The landmark MOU involving SFU is with the Public Health Foundation of India (PHFI), a publicly and privately funded organization that is developing seven Indian Institutes of Public Health (IIPHs). With $50 million from the Bill Gates Foundation, the PHFI is partnering with universities worldwide to train future faculty for the IIPHs.
SFU pioneers international health collaboration
As the first Canadian university to partner with India in the Future Faculty Program, SFU joins the ranks of several prestigious international partners that have signed similar MOUs. They include John Hopkins University, Emory University, and the London School of Hygiene and Tropical Medicine.
“It’s an opportunity for SFU to participate in an international partnership that will see our Master of Public Health students get practical training and our faculty develop collaborative research programs in India,” says Stevenson. He will sign the MOU between PHFI and SFU’s Faculty of Health Sciences (FHS) in Delhi on Dec. 4.
The mission will allow SFU to expand its own India Strategy, established in 2006, to include other institutions and community partners, says Mario Pinto, Vice-President, Research. “The planned programs range from biomedical sciences and population and public health to issues of social conscience, such as sustainable villages and HIV transmission patterns in sex workers,” he explains.
SFU and Premier visit Indian health project
The Premier’s Mission to India will promote investment opportunities in B.C. and highlight the significance of cultural, social and health-related links between India and B.C. and its growing Indo-Canadian population.
President Stevenson, Dr. Pinto, and Faculty of Health Sciences Dean John O’Neil, together with the Premier, will visit one of more than 100 sites for an HIV/AIDS prevention program in south India’s Karnataka state. O’Neil, formerly from the University of Manitoba, is a co-principal investigator on the project, a joint initiative between the university and India’s Karnataka Health Promotion Trust.
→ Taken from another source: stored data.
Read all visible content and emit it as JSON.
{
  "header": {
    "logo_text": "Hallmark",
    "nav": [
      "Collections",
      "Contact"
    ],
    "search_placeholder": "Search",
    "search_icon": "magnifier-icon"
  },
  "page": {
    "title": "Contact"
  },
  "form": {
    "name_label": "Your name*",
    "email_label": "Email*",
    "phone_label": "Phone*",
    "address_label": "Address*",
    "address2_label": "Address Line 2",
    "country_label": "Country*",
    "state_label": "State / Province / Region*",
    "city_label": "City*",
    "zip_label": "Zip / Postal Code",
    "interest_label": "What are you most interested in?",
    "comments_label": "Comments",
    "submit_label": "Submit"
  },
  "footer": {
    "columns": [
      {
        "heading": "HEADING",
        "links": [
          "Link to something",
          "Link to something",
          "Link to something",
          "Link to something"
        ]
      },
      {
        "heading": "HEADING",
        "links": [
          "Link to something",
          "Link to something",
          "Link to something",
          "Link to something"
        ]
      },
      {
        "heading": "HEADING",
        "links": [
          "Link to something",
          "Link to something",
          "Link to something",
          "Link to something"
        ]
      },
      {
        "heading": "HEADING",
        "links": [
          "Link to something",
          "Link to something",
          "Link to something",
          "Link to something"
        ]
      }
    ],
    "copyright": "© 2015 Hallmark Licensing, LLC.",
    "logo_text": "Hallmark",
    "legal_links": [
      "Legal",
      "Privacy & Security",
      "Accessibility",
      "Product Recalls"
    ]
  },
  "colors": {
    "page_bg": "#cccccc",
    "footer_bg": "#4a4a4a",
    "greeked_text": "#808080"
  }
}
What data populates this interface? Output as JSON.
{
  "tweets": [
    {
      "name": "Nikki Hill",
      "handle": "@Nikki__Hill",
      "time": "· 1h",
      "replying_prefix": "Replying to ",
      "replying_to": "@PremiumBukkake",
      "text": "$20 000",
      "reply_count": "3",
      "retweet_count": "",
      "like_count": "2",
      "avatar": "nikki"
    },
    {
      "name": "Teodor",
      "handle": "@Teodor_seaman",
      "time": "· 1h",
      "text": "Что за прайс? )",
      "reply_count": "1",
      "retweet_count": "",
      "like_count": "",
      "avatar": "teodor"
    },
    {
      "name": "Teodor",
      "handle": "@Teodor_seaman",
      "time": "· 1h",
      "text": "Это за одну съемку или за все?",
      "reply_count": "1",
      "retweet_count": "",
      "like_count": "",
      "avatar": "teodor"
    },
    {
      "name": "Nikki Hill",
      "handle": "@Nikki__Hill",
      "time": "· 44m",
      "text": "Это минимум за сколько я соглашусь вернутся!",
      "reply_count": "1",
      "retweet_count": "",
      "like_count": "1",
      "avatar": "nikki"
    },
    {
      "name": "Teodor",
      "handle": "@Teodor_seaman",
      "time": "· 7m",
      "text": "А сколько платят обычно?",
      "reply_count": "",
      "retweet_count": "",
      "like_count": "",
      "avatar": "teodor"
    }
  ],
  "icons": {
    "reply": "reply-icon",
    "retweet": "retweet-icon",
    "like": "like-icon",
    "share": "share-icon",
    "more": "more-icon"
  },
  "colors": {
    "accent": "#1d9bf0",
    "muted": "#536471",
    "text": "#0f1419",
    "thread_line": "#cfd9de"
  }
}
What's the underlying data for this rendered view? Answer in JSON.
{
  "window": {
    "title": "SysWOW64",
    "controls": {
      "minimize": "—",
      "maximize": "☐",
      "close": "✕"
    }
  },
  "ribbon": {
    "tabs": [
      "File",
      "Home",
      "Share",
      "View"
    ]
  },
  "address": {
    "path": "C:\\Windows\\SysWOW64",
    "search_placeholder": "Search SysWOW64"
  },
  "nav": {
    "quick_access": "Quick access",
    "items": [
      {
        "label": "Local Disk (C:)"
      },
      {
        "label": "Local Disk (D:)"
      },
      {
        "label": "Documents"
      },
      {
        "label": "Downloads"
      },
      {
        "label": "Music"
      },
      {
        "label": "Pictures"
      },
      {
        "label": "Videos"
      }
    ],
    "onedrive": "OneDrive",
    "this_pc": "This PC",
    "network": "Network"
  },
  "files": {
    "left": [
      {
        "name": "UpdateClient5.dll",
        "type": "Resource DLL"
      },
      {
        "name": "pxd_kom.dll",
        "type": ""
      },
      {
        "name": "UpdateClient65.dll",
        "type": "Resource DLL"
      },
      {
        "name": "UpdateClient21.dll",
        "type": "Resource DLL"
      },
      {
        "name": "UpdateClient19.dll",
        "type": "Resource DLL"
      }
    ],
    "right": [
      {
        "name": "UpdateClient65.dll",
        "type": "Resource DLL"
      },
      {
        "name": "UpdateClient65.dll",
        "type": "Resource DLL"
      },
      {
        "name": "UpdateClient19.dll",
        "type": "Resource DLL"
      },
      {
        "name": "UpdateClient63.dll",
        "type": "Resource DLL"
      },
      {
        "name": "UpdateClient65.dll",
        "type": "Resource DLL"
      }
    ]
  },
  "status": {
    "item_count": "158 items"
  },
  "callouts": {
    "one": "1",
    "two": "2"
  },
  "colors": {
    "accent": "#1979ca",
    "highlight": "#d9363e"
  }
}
“The increasing devastation of HIV infection and AIDS in India, where up to four percent of the population’s four billion people is affected, has motivated the country to reach out for help,” says O’Neil.
“This disease is out of control when it hits five percent of the population. SFU is helping India prevent HIV and AIDS from reaching epidemic proportions.”
More agreements to improve India’s public health
• Stevenson will also participate in formalizing an agreement between SFU, the Indian Ministry of Science and Technology’s Department of Biotechnology (DBT) and the International Centre for Genetic Engineering and Biotechnology, to develop collaborations in the area of bioinformatics and infectious diseases, beginning with malaria and tuberculosis.
The DBT will match SFU funding of $100,000 per year on a project related to infectious diseases. Fiona Brinkman, an associate professor of molecular biology and biochemistry at SFU and Cenk Sahinalp, an associate professor in the School of Computing Science, hope to collaborate with researchers in India to improve the computational identification of anti-malarial and anti-tuberculosis drug targets, and further characterize the structure of selected drug targets.
•A third MOU involves the establishment of a village life improvement project - the product of a partnership between SFU and the Indo-Canadian Friendship Society of B.C., together with the Village Life Improvement Foundation in Chandigarh. The arrangement would provide SFU students with service learning, cooperative education and volunteer service opportunities, beginning with a two-year pilot project in Brahampur, focusing on the use of computers in learning, and health promotion and education.